Bulan lalu, Reuters juga melaporkan bahwa Iran berencana mengirimkan ratusan rudal balistik jarak pendek Fath 360 ke Rusia.
Namun, dalam sebuah pernyataan yang dibagikan kepada Newsweek, Misi Iran untuk Perserikatan Bangsa-Bangsa (PBB) menyatakan bahwa Iran tidak menyediakan senjata baik kepada Rusia maupun Ukraina.
"Posisi Iran terhadap konflik Ukraina tetap tidak berubah," kata Misi Iran.
"Iran menganggap pemberian bantuan militer kepada pihak-pihak yang terlibat dalam konflik, yang menyebabkan meningkatnya korban jiwa, kerusakan infrastruktur, dan menjauhnya dari negosiasi gencatan senjata, merupakan tindakan yang tidak manusiawi."
"Oleh karena itu, Iran tidak hanya tidak terlibat dalam tindakan tersebut, tetapi juga meminta negara lain untuk menghentikan pasokan senjata kepada pihak-pihak yang terlibat dalam konflik."
Pejabat AS dan Eropa sebelumnya menuduh Iran menyediakan sejumlah drone kepada Rusia.
Militer Rusia sering terlihat menggunakan drone Shahed Iran, yang dikenal dengan "drone bunuh diri."
Baca juga: Netanyahu: Jika Israel Pergi dari Philadelphia, Hamas Akan Bawa Sandera ke Iran dan Yaman
Dalam salah satu contoh terbaru, Angkatan Bersenjata Ukraina mengumumkan pada hari Jumat bahwa penembak antipesawat mereka telah menembak jatuh drone Shahed di atas wilayah Kyiv.

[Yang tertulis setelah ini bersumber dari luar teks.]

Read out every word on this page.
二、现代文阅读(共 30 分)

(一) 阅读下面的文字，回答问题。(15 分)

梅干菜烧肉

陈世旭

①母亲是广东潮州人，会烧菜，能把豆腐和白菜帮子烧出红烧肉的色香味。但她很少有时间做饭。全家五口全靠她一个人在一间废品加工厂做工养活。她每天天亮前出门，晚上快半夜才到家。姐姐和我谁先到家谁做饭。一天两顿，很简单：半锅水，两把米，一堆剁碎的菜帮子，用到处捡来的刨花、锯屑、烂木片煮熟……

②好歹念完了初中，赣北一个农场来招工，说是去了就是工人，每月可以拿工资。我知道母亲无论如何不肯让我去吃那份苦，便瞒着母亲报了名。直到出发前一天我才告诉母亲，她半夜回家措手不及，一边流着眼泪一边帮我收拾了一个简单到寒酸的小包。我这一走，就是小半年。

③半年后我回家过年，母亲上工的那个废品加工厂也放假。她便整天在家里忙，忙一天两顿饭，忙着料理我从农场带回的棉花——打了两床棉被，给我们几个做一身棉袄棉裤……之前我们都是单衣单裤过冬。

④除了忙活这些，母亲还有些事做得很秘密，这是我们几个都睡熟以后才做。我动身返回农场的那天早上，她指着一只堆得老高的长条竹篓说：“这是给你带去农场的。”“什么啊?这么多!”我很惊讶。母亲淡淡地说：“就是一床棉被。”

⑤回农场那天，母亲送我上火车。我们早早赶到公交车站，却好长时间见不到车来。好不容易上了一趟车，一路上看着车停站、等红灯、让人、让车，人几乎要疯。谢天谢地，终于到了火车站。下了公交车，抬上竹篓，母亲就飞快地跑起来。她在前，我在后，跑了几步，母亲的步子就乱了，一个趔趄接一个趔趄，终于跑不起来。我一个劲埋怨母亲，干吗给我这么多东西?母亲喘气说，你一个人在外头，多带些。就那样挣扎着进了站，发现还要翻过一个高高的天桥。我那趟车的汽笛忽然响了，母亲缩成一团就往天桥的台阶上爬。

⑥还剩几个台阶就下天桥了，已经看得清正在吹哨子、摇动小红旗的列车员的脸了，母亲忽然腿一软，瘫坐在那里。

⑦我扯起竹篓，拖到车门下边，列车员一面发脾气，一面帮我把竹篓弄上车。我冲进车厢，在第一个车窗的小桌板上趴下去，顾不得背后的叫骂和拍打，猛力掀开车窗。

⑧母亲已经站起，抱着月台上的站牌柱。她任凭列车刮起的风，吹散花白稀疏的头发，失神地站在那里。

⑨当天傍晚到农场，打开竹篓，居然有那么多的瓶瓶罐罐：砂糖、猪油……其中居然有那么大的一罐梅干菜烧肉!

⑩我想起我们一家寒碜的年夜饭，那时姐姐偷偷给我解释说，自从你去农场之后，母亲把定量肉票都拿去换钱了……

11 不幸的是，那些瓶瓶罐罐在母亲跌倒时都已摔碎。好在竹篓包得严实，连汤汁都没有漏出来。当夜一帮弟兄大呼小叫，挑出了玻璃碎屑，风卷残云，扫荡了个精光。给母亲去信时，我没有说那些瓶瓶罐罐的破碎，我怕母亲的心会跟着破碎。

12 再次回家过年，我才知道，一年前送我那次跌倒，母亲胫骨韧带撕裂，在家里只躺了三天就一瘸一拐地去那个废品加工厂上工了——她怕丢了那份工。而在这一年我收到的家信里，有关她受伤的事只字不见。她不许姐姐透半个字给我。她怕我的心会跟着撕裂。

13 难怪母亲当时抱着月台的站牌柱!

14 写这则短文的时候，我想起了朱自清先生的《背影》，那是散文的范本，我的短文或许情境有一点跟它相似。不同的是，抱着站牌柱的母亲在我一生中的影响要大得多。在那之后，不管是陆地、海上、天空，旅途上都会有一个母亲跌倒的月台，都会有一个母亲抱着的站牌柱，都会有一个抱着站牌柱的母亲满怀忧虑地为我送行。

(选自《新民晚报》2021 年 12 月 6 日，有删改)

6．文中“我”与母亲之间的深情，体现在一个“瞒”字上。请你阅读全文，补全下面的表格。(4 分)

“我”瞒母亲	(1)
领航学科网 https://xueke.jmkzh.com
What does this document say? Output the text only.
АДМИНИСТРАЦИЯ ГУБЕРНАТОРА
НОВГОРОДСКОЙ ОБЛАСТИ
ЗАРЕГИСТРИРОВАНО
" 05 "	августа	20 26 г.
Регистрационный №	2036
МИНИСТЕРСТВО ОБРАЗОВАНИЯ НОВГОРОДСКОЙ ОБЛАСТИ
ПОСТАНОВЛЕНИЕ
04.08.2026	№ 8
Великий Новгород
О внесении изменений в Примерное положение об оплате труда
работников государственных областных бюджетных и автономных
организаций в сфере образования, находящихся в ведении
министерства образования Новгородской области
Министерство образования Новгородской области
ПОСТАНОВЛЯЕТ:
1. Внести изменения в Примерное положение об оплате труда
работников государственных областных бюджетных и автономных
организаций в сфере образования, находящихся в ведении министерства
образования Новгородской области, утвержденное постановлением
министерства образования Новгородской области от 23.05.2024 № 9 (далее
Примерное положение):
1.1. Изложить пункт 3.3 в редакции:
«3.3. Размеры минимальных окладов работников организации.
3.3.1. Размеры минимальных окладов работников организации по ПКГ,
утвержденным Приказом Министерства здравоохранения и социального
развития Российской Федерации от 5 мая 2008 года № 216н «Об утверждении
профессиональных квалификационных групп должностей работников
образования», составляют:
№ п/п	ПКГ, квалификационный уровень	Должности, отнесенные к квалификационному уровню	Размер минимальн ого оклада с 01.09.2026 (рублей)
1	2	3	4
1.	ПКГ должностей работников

Pejabat Iran sebelumnya mengakui telah mengirim beberapa drone ke Rusia di awal-awal perang.
Namun, kini disebutkan bahwa tidak ada kesepakatan baru yang dicapai.
Sementara itu, AS dan negara-negara NATO lainnya terus memberikan dukungan militer kepada Ukraina, termasuk sistem rudal, tank, dan jet tempur.
Menurut pejabat Rusia, bantuan dari Barat hanya akan memicu perang dan meningkatkan risiko konfrontasi yang lebih besar.
Iran dan Rusia telah memperkuat hubungan selama dekade terakhir.
Keduanya memiliki tujuan bersama, yakni mendukung pasukan pemerintah di Suriah untuk melawan pasukan pemberontak (yang sebagian didukung oleh AS), serta kelompok militan Negara Islam (ISIS).
Hubungan ini berlanjut sejak Rusia melancarkan konflik skala besar terhadap negara tetangga Ukraina pada Februari 2022.
Iran juga berupaya membeli pesawat Rusia, khususnya jet Sukhoi Su-35, dan telah menyatakan minatnya untuk membeli sistem pertahanan udara canggih juga.
Meski Iran telah banyak berinvestasi dalam memperluas persenjataan ofensif dan defensif yang diproduksi di dalam negeri, kekhawatiran atas keamanan nasional telah meningkat sejak dimulainya perang di Gaza.
Iran mendukung Hamas dan sejumlah faksi Poros Perlawanan lainnya yang melancarkan operasi melawan Israel.
Iran bersumpah untuk melancarkan serangan langsung terhadap Israel setelah kematian kepala Biro Politik Hamas, Ismail Haniyeh, di Teheran pada akhir Juli lalu.
Pejabat Israel juga mengancam akan melakukan tindakan militer terhadap Iran.
Hingga saat ini, setidaknya 40.878 orang tewas dan 94.454 orang terluka dalam perang Israel di Gaza, lapor Al Jazeera.
Baca juga: Israel Tembak Mati 2 Perempuan di Tepi Barat: 1 dari AS, Satunya Lagi Warga Palestina
Pasukan Israel terus menggempur Jalur Gaza dan wilayah lainnya di Tepi Barat.
Terbaru, Israel mengatakan pihaknya menyerang sekolah Halimah al-Saadiyah di Gaza utara, tempat delapan warga Palestina dilaporkan tewas di tempat penampungan tenda.
Lima orang juga tewas di kamp pengungsi Nuseirat di Gaza tengah.